#7 影の英雄
俺は深夏を殺した後、生き残ろうと必死にもがいた。
もがいた末、レベル5になり、あの場所から脱出したが俺以外の誰も残ってはいなかった。
その後、次に俺がした行動は深夏との約束を守るために、冬樹という少年を探すことだった。
意外と早く冬樹は見つかった。何故ならば、俺に唯一残った親族、いとこの息子だったからだ。
冬樹は両親と姉を失い、12歳にして天涯孤独の身。しかも、病を患って入院中。
海外で臓器移植を受けなければ助からない。しかし、海外で治療するには多大な治療費がかかる。
そんな矢先の姉の死。既に冬樹は死を待つだけだった。
俺は軍時代に稼いだ全財産を注ぎ込んで冬樹に臓器移植を受けさせた。
病が治った後は帰化して冬樹を引き取り、俺は一生懸命働いて冬樹を養った。
勿論、冬樹には真実は告げていない。深夏は交通事故で死んだことになっている。
俺が従叔父だということは告げている。だが、それだけだ。
だからか、冬樹が高校生になった頃だったか、俺にこう聞いてきた。
「おじさんは何故僕にここまでしてくれるの?僕が唯一残った親族だから?」
「お前の姉に頼まれたんだ、冬樹を頼む、ってな・・・」
「姉・・・さん・・・!?」
それ以降は何を思ったのか、このことに関しては何も言ってこなくなった。
そして、冬樹が高校を卒業。大学には行かずに就職。
俺は遠慮しなくてもいいと言ったが、珍しく冬樹が我を通した。
約束を守るという贖罪、ただの自己満足は終わり、俺はまた生きる理由を無くした。
まだ40台前半、違う人生を模索するにはまだ余裕があったが、なにぶん、これまでに色々ありすぎた。
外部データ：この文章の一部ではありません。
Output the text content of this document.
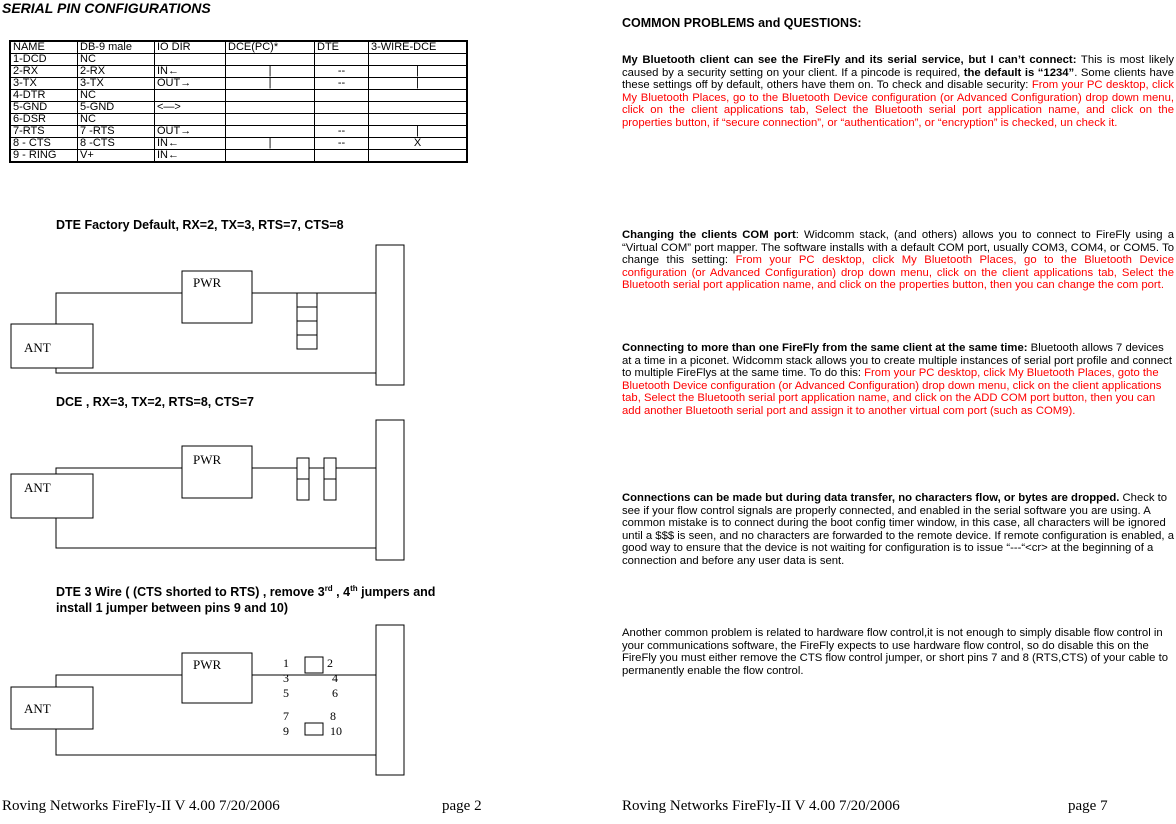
SERIAL PIN CONFIGURATIONS
NAME	DB-9 male	IO DIR	DCE(PC)*	DTE	3-WIRE-DCE
1-DCD	NC				
2-RX	2-RX	IN←	|	--	|
3-TX	3-TX	OUT→	|	--	|
4-DTR	NC				
5-GND	5-GND	<—>			
6-DSR	NC				
7-RTS	7 -RTS	OUT→		--	|
8 - CTS	8 -CTS	IN←	|	--	X
9 - RING	V+	IN←			
DTE Factory Default, RX=2, TX=3, RTS=7, CTS=8
PWR
ANT
DCE , RX=3, TX=2, RTS=8, CTS=7
PWR
ANT
DTE 3 Wire ( (CTS shorted to RTS) , remove 3rd , 4th jumpers and
install 1 jumper between pins 9 and 10)
PWR
ANT
1
3
5
7
9
2
4
6
8
10
Roving Networks FireFly-II V 4.00 7/20/2006	page 2	Roving Networks FireFly-II V 4.00 7/20/2006	page 7
COMMON PROBLEMS and QUESTIONS:
My Bluetooth client can see the FireFly and its serial service, but I can’t connect: This is most likely caused by a security setting on your client. If a pincode is required, the default is “1234”. Some clients have these settings off by default, others have them on. To check and disable security: From your PC desktop, click My Bluetooth Places, go to the Bluetooth Device configuration (or Advanced Configuration) drop down menu, click on the client applications tab, Select the Bluetooth serial port application name, and click on the properties button, if “secure connection”, or “authentication”, or “encryption” is checked, un check it.
Changing the clients COM port: Widcomm stack, (and others) allows you to connect to FireFly using a “Virtual COM” port mapper. The software installs with a default COM port, usually COM3, COM4, or COM5. To change this setting: From your PC desktop, click My Bluetooth Places, go to the Bluetooth Device configuration (or Advanced Configuration) drop down menu, click on the client applications tab, Select the Bluetooth serial port application name, and click on the properties button, then you can change the com port.
Connecting to more than one FireFly from the same client at the same time: Bluetooth allows 7 devices at a time in a piconet. Widcomm stack allows you to create multiple instances of serial port profile and connect to multiple FireFlys at the same time. To do this: From your PC desktop, click My Bluetooth Places, goto the Bluetooth Device configuration (or Advanced Configuration) drop down menu, click on the client applications tab, Select the Bluetooth serial port application name, and click on the ADD COM port button, then you can add another Bluetooth serial port and assign it to another virtual com port (such as COM9).
Connections can be made but during data transfer, no characters flow, or bytes are dropped. Check to see if your flow control signals are properly connected, and enabled in the serial software you are using. A common mistake is to connect during the boot config timer window, in this case, all characters will be ignored until a $$$ is seen, and no characters are forwarded to the remote device. If remote configuration is enabled, a good way to ensure that the device is not waiting for configuration is to issue “---“<cr> at the beginning of a connection and before any user data is sent.
Another common problem is related to hardware flow control,it is not enough to simply disable flow control in your communications software, the FireFly expects to use hardware flow control, so do disable this on the FireFly you must either remove the CTS flow control jumper, or short pins 7 and 8 (RTS,CTS) of your cable to permanently enable the flow control.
せめて冬樹を見守りつつ、余生を過ごそう。そう思っていた矢先に奴は現れた。
――――――――――――
―地下7階 12/23 午前7時 残り50時間―
「2回目はそう簡単にはいかないってことさ。覚悟しな、女狐」
「2回目・・・!?」
深夏を人質に取られると厄介だ。あの女を引き剥がす。
俺は弾倉に残った全ての弾を撃った。
右手のデザートイーグルから2発。撃ち終わった後は両手でベレッタに残った弾を連射。
杉崎は氷の壁を作って防御したが、能力で強化されているので、デザートイーグルの弾は貫通し、肩に直撃。その後ベレッタの弾によって氷の壁は粉々に崩れる。
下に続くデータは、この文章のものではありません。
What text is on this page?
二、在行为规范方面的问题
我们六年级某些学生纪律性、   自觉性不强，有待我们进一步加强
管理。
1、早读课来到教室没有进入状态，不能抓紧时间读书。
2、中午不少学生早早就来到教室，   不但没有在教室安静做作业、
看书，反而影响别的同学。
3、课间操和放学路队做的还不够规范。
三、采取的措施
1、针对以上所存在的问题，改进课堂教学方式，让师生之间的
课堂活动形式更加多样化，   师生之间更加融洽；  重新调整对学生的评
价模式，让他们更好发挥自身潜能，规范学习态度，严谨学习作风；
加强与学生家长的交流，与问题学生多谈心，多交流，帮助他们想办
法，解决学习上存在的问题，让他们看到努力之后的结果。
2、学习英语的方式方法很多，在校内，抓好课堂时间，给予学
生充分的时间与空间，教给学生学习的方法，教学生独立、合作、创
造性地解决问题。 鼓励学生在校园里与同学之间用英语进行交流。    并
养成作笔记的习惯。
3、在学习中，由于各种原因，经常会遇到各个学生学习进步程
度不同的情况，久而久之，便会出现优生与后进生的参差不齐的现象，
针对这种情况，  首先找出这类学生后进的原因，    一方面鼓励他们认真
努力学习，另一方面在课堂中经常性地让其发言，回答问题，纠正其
俺はすかさず空のベレッタを投げ捨てて、氷の壁を貫通出来るデザートイーグルの弾を装填。一気に距離を詰める。
「うっ・・・ぐっ・・・」
杉崎は肩を押さえて傷口を氷で塞ぐ。
塞いだ後は少し後退して自分の周りに氷柱を無数に発生させる。
「お前は一体・・・!」
「そのままの意味だ。今回ばかりは負けるわけにはいかんのでな!」
「訳が分からないわ!消えろ!」
氷柱を飛ばしてくる気だ。このまま撃てば仕留められると思うが、これじゃ相討ちだ。
位置的に動けない深夏も巻き添えを喰らう。たぶん杉崎に逃げられるが、仕方がない。
拾っておいたコートで深夏の前に立って防御する。
「おじさん、ごめん・・・あたしが弱いばっかりに・・・」
「気にするな。お前は生き残って弟と会うことだけ考えてればいい。」
涙目になっている深夏を励ます。
お前は十分強い。俺なんかよりも、な。
氷柱の攻撃が終わったので、コートを投げ捨てて前方を見る。
予想通り、杉崎は居ない。
「仕留めそこなったか・・・」
絶好のチャンスだったが、仕方ない。
だが、またそう遠くないうちに対峙することになるだろう。